Now why would it be killed with SIGHUP? Turns out it is due to this snippet from the
/etc/mysql/debian-start bash script:
( upgrade_system_tables_if_necessary; check_root_accounts; check_for_crashed_tables; ) <&2 &
The upgrade procedure is run in the background (as it may take a long time, and since this is run on every server restart, it could also happen eg. during host boot, which we do not want to block for long periods of time). But there is no protection against the controlling terminal going away! My guess is that
apt-get in some cases will allocate a pseudo-tty to deal with package configuration input, and this is closed when installation is done, causing the background upgrade procedure to be killed with SIGHUP.

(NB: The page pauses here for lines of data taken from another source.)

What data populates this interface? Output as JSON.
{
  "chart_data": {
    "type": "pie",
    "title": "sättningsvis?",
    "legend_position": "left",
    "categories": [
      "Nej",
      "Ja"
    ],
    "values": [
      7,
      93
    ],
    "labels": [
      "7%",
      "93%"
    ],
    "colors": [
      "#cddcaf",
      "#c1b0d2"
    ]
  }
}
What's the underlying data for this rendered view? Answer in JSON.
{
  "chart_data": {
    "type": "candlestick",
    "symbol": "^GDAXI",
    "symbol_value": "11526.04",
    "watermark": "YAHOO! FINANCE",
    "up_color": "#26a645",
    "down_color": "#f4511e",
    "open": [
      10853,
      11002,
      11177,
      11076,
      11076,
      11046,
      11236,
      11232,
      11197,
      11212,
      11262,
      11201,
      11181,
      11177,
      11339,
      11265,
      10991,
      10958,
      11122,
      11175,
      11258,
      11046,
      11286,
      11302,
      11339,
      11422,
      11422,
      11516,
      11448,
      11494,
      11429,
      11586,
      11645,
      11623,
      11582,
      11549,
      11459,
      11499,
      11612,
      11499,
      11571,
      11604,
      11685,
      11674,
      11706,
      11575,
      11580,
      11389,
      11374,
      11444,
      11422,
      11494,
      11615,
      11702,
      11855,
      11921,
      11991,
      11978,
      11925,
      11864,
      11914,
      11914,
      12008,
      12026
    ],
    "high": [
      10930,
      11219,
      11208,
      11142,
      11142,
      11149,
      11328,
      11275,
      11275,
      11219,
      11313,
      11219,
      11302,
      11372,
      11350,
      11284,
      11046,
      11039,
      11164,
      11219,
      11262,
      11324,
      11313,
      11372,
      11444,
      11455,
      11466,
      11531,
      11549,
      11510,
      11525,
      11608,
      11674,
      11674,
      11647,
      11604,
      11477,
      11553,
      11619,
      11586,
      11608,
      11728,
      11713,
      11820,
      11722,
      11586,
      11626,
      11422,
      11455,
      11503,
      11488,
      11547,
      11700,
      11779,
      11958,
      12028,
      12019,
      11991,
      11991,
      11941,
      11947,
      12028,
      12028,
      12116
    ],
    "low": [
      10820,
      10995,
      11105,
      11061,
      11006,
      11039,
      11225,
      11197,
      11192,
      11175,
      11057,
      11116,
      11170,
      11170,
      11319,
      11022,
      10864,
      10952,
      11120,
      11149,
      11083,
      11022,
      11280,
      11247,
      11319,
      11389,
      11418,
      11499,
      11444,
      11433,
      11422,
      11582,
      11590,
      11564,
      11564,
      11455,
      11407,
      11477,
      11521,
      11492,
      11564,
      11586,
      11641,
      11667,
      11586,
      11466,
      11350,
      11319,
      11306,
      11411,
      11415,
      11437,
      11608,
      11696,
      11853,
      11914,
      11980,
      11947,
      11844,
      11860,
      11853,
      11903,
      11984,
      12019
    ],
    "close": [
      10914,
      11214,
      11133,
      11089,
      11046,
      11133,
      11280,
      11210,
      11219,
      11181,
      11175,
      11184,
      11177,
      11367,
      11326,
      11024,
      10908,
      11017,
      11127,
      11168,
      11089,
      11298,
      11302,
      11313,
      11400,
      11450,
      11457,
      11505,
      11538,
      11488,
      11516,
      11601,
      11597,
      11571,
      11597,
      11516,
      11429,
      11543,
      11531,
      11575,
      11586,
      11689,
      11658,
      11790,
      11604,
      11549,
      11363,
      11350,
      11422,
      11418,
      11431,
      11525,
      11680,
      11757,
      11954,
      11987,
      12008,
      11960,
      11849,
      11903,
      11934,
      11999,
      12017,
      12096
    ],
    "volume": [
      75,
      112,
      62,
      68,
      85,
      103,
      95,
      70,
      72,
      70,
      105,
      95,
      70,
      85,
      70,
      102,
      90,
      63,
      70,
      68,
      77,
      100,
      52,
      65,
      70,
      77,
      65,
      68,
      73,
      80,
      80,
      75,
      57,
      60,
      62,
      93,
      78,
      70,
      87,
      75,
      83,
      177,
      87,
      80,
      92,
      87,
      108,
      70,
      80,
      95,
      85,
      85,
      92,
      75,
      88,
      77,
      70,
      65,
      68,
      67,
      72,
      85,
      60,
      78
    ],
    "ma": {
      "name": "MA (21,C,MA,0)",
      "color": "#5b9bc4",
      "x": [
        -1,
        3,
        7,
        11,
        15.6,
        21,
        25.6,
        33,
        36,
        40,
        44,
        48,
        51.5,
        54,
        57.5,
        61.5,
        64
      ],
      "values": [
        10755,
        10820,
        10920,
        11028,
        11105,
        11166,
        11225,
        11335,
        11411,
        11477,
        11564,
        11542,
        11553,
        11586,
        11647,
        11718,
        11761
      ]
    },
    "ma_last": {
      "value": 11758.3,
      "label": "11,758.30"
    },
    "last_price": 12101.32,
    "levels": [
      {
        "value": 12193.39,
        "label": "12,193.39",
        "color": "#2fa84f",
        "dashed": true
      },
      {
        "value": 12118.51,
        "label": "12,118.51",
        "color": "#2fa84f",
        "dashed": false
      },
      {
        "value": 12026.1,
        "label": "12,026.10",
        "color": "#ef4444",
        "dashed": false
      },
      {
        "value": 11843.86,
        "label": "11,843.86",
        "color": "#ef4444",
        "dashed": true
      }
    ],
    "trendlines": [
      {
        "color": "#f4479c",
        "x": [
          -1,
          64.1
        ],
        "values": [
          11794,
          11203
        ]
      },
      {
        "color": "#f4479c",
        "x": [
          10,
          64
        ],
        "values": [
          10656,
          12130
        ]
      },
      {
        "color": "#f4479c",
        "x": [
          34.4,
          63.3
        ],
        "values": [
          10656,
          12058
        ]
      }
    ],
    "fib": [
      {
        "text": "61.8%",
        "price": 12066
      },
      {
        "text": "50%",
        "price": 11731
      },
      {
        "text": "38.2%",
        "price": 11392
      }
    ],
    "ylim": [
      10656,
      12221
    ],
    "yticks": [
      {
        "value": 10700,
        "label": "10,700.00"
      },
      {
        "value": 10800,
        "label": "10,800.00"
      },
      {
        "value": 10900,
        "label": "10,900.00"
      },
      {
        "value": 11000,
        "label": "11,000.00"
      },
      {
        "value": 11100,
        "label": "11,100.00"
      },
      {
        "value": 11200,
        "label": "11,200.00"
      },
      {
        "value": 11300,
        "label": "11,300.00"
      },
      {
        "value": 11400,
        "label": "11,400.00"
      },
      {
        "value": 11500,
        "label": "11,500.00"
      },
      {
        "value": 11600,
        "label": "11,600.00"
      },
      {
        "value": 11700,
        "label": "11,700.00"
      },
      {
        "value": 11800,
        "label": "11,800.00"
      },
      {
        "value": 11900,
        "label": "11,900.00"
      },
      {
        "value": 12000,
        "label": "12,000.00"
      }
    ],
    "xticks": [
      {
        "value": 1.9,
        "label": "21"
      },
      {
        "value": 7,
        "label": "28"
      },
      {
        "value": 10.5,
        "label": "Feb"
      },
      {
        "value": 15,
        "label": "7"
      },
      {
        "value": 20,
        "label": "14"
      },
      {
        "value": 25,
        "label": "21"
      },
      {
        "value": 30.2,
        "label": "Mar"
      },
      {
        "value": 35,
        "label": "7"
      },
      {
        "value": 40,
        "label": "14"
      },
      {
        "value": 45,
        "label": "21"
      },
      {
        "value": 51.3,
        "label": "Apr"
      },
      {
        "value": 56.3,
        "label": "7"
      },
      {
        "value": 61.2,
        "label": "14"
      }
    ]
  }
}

Now finally the problem is understood, and the fix is a one-liner: just add this before starting the background job:
trap "" SIGHUP
[Incidentally, if you installed MariaDB 5.1.39 .debs and experienced this problem, there is an easy workaround for this bug: just restart the MariaDB server once after installation (
sudo /etc/init.d/mysql restart). This will make the upgrade procedure go through if it did not already. This fix will be included in the upcoming MariaDB 5.1.41 release.]